When a catalog might be remote, missing, or cheap to rebuild, load_or_build_catalog resolves it through a three-step fallback. Import it from parsimony.catalog.search.

from pathlib import Path

from parsimony.catalog import BM25Index, Catalog, Entity
from parsimony.catalog.search import load_or_build_catalog


def build() -> Catalog:
    c = Catalog("demo", indexes={"title": BM25Index()})
    c.set_entities([Entity(namespace="demo", code="a", title="alpha widget")])
    c.build()
    return c


tmp = Path("/tmp/parsimony")
cache = tmp / "lazy-cache"
# url is absent -> build() runs and the result is saved to the lazy cache
cat = load_or_build_catalog(f"file://{tmp}/missing", cache_path=cache, build=build)
# second call hits the lazy cache; build() does not run again
again = load_or_build_catalog(f"file://{tmp}/missing", cache_path=cache, build=build)
print(len(again), (cache / "meta.json").is_file())  # -> 1 True

The resolution order is:

Remote URL — try Catalog.load(url).

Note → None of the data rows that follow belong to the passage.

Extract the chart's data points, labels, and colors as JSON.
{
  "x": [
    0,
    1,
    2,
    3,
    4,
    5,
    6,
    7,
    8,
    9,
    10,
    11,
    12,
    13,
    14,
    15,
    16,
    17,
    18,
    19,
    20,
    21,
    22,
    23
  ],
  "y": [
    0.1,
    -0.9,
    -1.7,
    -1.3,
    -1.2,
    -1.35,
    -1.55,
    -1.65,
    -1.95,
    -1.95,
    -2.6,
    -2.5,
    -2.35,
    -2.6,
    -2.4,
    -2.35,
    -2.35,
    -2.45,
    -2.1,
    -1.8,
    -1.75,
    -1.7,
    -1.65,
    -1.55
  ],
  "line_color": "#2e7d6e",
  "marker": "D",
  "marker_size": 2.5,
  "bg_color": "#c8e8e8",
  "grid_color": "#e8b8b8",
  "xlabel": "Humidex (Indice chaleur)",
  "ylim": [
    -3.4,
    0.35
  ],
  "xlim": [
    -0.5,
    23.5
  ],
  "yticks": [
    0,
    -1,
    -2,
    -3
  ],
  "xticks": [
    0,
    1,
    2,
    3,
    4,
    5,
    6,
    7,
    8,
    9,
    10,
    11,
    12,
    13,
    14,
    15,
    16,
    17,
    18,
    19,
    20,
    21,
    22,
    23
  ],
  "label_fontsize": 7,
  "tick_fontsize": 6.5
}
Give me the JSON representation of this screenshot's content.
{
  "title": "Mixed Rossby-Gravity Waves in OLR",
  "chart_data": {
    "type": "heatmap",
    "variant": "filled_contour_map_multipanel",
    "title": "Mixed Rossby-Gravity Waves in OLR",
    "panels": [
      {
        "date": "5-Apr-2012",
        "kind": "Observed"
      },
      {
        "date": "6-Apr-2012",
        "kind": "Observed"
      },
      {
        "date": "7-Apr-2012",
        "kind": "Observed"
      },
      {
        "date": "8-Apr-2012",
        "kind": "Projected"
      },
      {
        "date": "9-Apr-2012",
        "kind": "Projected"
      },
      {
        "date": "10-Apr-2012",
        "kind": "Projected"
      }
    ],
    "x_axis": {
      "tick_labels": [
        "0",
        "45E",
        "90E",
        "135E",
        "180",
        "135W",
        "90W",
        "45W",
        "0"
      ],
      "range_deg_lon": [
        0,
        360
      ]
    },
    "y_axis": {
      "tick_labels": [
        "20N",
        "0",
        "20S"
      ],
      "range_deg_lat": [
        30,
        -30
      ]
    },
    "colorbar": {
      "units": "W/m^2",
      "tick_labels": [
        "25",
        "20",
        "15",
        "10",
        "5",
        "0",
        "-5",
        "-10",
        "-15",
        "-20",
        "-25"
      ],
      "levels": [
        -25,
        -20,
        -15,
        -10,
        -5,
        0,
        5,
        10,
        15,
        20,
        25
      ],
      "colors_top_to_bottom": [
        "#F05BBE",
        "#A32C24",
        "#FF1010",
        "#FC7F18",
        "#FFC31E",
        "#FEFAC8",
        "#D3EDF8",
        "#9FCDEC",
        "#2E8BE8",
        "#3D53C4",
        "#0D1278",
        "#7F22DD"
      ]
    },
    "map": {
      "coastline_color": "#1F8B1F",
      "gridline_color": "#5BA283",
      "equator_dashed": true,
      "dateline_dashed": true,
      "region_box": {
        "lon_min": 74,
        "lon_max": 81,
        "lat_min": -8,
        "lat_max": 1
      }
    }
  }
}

If it succeeds, return it.
Local lazy cache — if the load failed because the catalog is missing, and <cache_path>/meta.json exists, load file://<cache_path>. If that cached snapshot is unreadable, log a warning and continue to step 3.
Build callback — if build is supplied, call it, save the result to the lazy cache with builder="lazy", and return it. If build is None, raise CatalogNotFoundError.

Only missing errors trigger the fallback: CatalogNotFoundError, FileNotFoundError, Hugging Face's RepositoryNotFoundError, or a ConnectorError whose message says "not found", "not present", or "does not exist". Any other load failure propagates unchanged.

CatalogNotFoundError is not a top-level name

Import it from parsimony.errors. It subclasses ConnectorError, so it carries the same agent-facing message convention as the rest of the typed errors — its default message ends with a "DO NOT retry." directive.

Caching hydrated catalogs¶

CatalogLRU keeps already-loaded Catalog instances in memory, keyed by URL, so repeat lookups for the same snapshot reuse one object instead of re-reading from disk. It is bounded (default size 4, must be >= 1) and threading.Lock-guarded.

from parsimony.catalog.search import CatalogLRU

lru = CatalogLRU(size=2)
a = lru.get_or_load("file:///tmp/parsimony/snapshot")
b = lru.get_or_load("file:///tmp/parsimony/snapshot")
assert a is b  # same in-memory instance
lru.clear()

When both cache_path and build are passed, get_or_load delegates to load_or_build_catalog; otherwise it calls Catalog.load(url) directly, mapping a missing catalog to CatalogNotFoundError. Entries beyond the configured size are evicted oldest-first.